Julia Piera again. Sensuality, beauty, vivaciousness.

A few more than obvious ghosts, even one wearing a white sheet. Me, comically reflected in a shop window again.

A sort of Finnish ogre with a straw hat and silver-handled cane.

A man in a raincoat bearing a quite astonishing resemblance to Beckett as a young man.

A Jesuit called Cobble, friend of Nietzky’s, who suddenly stops dead and starts talking in a suspiciously low voice to Amalia Iglesias.

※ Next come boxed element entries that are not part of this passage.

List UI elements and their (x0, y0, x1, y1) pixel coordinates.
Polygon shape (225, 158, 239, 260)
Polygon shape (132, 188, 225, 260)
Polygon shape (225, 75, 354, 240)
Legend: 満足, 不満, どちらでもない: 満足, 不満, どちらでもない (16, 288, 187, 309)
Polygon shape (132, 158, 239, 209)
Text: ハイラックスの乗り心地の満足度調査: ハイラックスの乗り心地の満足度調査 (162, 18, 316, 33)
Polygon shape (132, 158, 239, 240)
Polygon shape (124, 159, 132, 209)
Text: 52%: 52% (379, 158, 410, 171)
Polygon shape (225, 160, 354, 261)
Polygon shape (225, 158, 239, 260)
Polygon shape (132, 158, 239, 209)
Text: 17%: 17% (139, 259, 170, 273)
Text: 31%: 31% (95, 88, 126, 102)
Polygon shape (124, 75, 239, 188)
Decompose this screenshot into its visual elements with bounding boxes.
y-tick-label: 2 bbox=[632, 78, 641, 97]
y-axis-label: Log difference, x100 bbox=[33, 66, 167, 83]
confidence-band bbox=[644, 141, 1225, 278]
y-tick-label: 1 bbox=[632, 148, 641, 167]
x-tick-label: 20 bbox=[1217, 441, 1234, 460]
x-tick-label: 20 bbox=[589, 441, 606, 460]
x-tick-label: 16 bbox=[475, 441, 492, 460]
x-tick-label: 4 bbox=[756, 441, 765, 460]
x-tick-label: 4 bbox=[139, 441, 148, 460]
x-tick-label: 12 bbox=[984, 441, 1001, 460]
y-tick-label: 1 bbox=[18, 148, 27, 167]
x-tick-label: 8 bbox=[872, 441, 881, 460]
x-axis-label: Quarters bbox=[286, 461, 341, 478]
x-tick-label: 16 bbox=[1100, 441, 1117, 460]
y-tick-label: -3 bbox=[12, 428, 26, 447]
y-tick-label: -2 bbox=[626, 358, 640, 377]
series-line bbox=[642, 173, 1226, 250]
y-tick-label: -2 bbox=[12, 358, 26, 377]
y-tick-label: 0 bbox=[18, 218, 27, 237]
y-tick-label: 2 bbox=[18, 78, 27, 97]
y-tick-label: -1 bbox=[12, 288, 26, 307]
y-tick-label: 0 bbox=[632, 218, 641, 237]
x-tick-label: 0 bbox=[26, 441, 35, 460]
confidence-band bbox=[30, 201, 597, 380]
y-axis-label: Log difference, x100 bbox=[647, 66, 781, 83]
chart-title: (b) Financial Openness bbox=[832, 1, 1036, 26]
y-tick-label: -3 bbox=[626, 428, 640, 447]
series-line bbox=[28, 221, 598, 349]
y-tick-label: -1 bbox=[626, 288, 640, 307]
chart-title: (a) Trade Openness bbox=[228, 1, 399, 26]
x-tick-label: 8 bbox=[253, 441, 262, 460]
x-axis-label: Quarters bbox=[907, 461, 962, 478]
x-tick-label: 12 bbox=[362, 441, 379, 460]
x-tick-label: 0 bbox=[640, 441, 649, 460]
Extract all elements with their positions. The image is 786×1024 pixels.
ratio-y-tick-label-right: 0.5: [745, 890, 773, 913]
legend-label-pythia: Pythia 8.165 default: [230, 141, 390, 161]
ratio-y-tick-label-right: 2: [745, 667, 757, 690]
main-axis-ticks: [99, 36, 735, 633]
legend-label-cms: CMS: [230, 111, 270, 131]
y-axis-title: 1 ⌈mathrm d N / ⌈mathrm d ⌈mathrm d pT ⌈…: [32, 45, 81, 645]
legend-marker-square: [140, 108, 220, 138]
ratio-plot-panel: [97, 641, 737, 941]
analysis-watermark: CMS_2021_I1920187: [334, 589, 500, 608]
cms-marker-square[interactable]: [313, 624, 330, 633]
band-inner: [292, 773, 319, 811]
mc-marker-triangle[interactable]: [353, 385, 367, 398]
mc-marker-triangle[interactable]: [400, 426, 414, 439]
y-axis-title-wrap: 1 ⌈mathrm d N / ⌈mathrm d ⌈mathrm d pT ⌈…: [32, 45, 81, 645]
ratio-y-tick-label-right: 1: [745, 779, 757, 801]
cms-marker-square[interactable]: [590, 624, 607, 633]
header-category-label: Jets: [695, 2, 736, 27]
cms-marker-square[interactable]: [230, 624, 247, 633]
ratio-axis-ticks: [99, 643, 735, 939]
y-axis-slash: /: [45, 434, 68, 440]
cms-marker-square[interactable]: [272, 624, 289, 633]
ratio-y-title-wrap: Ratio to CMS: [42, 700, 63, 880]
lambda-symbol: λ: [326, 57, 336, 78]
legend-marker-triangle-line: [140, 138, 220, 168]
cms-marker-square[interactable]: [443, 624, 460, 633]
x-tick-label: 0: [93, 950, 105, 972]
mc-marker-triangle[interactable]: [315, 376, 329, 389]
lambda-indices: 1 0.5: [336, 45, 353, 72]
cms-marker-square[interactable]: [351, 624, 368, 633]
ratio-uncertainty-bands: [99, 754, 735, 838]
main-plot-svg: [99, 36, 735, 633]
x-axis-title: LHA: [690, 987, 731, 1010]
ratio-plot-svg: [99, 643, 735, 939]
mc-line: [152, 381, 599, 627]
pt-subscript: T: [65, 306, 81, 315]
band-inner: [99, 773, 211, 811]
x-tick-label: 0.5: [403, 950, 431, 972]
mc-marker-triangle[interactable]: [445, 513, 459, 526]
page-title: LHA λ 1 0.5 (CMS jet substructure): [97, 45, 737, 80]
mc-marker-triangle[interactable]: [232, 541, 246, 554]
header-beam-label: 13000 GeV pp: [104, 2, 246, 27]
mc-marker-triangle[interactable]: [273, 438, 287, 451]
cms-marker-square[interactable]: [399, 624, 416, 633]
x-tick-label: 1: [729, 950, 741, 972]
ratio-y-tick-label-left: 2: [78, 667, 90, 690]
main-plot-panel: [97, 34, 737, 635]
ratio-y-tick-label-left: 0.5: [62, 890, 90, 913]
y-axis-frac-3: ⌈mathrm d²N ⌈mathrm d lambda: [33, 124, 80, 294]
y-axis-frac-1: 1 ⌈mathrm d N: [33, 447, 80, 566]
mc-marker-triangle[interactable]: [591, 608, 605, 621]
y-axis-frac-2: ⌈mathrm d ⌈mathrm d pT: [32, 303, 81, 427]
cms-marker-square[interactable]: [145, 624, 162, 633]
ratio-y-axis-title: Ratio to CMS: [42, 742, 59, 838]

The reading is running conspicuously late, as if from their Irish vantage point they wanted to poke fun at British punctuality. They’re so behind that Nietzky doesn’t take the floor until 1:10 p.m. He reads in a ridiculous, very correct and lilting English. His friend Walter’s sister, however, seems almost moved listening to him. Riba feels unexpectedly jealous, and then this reaction worries him. Extreme beauty, youth. He likes Bev, he can’t deny his arousal, his sudden sexual desire. Above all he likes her voice. In the middle of this sort of euphoria he’s experiencing, in the middle of unexpected levels of happiness, he thinks that maybe Bev reminds him of one of those girls with beautiful, glittering voices from the novels of Scott Fitzgerald: that timbre in which the jingle of coins can be heard, the beautiful cascade of gold in every fairy tale. Yes, he likes Bev, among other things because in some way her glamour brings her closer to New York. Or maybe he just likes her, and that’s it.

Meanwhile, up on the stage, the reading of Joyce’s novel continues. Simon Dedalus, Martin Cunningham, and John Power are already sitting in the hearse and chapter six is trotting along at the same pace as the horses toward Prospect Cemetery.